The Prime Minister remains in intensive care with coronavirus but is in a stable condition, according to Number 10.
A spokesman said Boris Johnson has received oxygen treatment but has not yet had to be put on a ventilator.
Doctors at St Thomas’ Hospital in London have also so far not diagnosed him with pneumonia – one of the most dangerous effects of the Covid-19 disease.
Johnson, 55, was admitted to the NHS hospital on Sunday with “persistent” coronavirus symptoms ten days after he was first diagnosed.
On Monday evening, he was moved into intensive care.
The PM’s spokesman said: “The Prime Minister has been stable overnight and remains in good spirits.
“He is receiving standard oxygen treatment and breathing without any other assistance.
“He has not required mechanical ventilation or non-invasive respiratory support.”
Foreign secretary Dominic Raab will “deputise”for the Prime Minister, whose pregnant fiance Carrie Symonds, 32, is recovering from coronavirus symptoms herself.
The No 10 spokesman explained: “(Under the) established order of precedence, the Prime Minister has appointed the foreign secretary as his first Secretary of State.
“In line with the order of precedence, the Chancellor (Rishi Sunak) would follow from the Foreign Secretary.”
Asked about reports of Mr Raab seen coughing on Tuesday morning, the spokesman added: “The Foreign Secretary is fine.”
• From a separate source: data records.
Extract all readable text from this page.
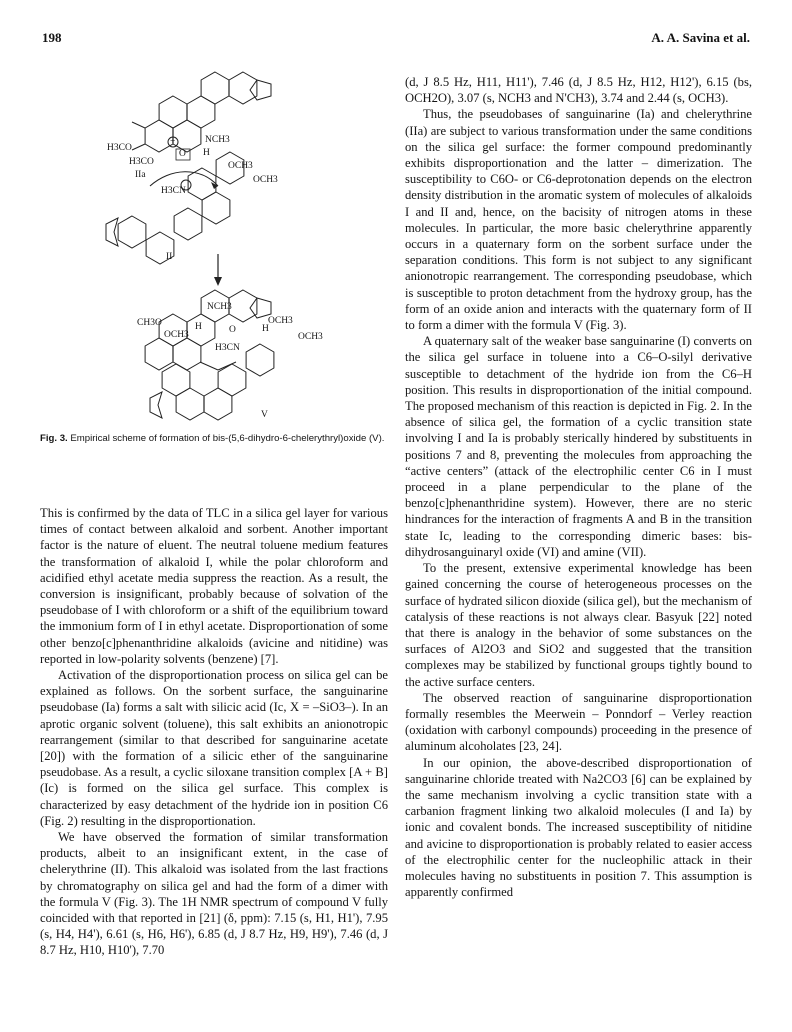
198	A. A. Savina et al.
NCH3
H3CO
H3CO
H
+
O
OCH3
OCH3
IIa
H3CN
II
NCH3
CH3O
OCH3
OCH3
OCH3
H	H
O
H3CN
V
Fig. 3. Empirical scheme of formation of bis-(5,6-dihydro-6-chelerythryl)oxide (V).

This is confirmed by the data of TLC in a silica gel layer for various times of contact between alkaloid and sorbent. Another important factor is the nature of eluent. The neutral toluene medium features the transformation of alkaloid I, while the polar chloroform and acidified ethyl acetate media suppress the reaction. As a result, the conversion is insignificant, probably because of solvation of the pseudobase of I with chloroform or a shift of the equilibrium toward the immonium form of I in ethyl acetate. Disproportionation of some other benzo[c]phenanthridine alkaloids (avicine and nitidine) was reported in low-polarity solvents (benzene) [7].

Activation of the disproportionation process on silica gel can be explained as follows. On the sorbent surface, the sanguinarine pseudobase (Ia) forms a salt with silicic acid (Ic, X = –SiO3–). In an aprotic organic solvent (toluene), this salt exhibits an anionotropic rearrangement (similar to that described for sanguinarine acetate [20]) with the formation of a silicic ether of the sanguinarine pseudobase. As a result, a cyclic siloxane transition complex [A + B] (Ic) is formed on the silica gel surface. This complex is characterized by easy detachment of the hydride ion in position C6 (Fig. 2) resulting in the disproportionation.

We have observed the formation of similar transformation products, albeit to an insignificant extent, in the case of chelerythrine (II). This alkaloid was isolated from the last fractions by chromatography on silica gel and had the form of a dimer with the formula V (Fig. 3). The 1H NMR spectrum of compound V fully coincided with that reported in [21] (δ, ppm): 7.15 (s, H1, H1'), 7.95 (s, H4, H4'), 6.61 (s, H6, H6'), 6.85 (d, J 8.7 Hz, H9, H9'), 7.46 (d, J 8.7 Hz, H10, H10'), 7.70

(d, J 8.5 Hz, H11, H11'), 7.46 (d, J 8.5 Hz, H12, H12'), 6.15 (bs, OCH2O), 3.07 (s, NCH3 and N'CH3), 3.74 and 2.44 (s, OCH3).

Thus, the pseudobases of sanguinarine (Ia) and chelerythrine (IIa) are subject to various transformation under the same conditions on the silica gel surface: the former compound predominantly exhibits disproportionation and the latter – dimerization. The susceptibility to C6O- or C6-deprotonation depends on the electron density distribution in the aromatic system of molecules of alkaloids I and II and, hence, on the bacisity of nitrogen atoms in these molecules. In particular, the more basic chelerythrine apparently occurs in a quaternary form on the sorbent surface under the separation conditions. This form is not subject to any significant anionotropic rearrangement. The corresponding pseudobase, which is susceptible to proton detachment from the hydroxy group, has the form of an oxide anion and interacts with the quaternary form of II to form a dimer with the formula V (Fig. 3).

A quaternary salt of the weaker base sanguinarine (I) converts on the silica gel surface in toluene into a C6–O-silyl derivative susceptible to detachment of the hydride ion from the C6–H position. This results in disproportionation of the initial compound. The proposed mechanism of this reaction is depicted in Fig. 2. In the absence of silica gel, the formation of a cyclic transition state involving I and Ia is probably sterically hindered by substituents in positions 7 and 8, preventing the molecules from approaching the “active centers” (attack of the electrophilic center C6 in I must proceed in a plane perpendicular to the plane of the benzo[c]phenanthridine system). However, there are no steric hindrances for the interaction of fragments A and B in the transition state Ic, leading to the corresponding dimeric bases: bis-dihydrosanguinaryl oxide (VI) and amine (VII).

To the present, extensive experimental knowledge has been gained concerning the course of heterogeneous processes on the surface of hydrated silicon dioxide (silica gel), but the mechanism of catalysis of these reactions is not always clear. Basyuk [22] noted that there is analogy in the behavior of some substances on the surfaces of Al2O3 and SiO2 and suggested that the transition complexes may be stabilized by functional groups tightly bound to the active surface centers.

The observed reaction of sanguinarine disproportionation formally resembles the Meerwein – Ponndorf – Verley reaction (oxidation with carbonyl compounds) proceeding in the presence of aluminum alcoholates [23, 24].

In our opinion, the above-described disproportionation of sanguinarine chloride treated with Na2CO3 [6] can be explained by the same mechanism involving a cyclic transition state with a carbanion fragment linking two alkaloid molecules (I and Ia) by ionic and covalent bonds. The increased susceptibility of nitidine and avicine to disproportionation is probably related to easier access of the electrophilic center for the nucleophilic attack in their molecules having no substituents in position 7. This assumption is apparently confirmed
First Minister Nicola Sturgeon joined other UK and world leaders in sending their best wishes to the PM and wishing him a speedy recovery.
Speaking at the Scottish Government’s daily press briefing on Tuesday, Sturgeon said: “I’m sure I do this on behalf of all of Scotland, I want to send every good wish to him, to his fiancee and to his whole family.
“We are all willing you on Boris, get well soon.”
Senior cabinet minister Michael Gove, who is also now in self-isolation after a family member tested positive for the virus, said the work of government will continue.
Speaking to the BBC on Tuesday, he said: “We’re all working together to implement the plan the Prime Minister set out in order to try to ensure that we can marshal all the resources of government, indeed all the resources of our country, in the fight against this invisible enemy.
“The work of government goes on.
“We have a superb civil service and they have ensured that the machinery is there for decisions to be made by ministers, by medical and scientific experts, and for those decisions to be followed through in a way which enables us to help those at the front line.”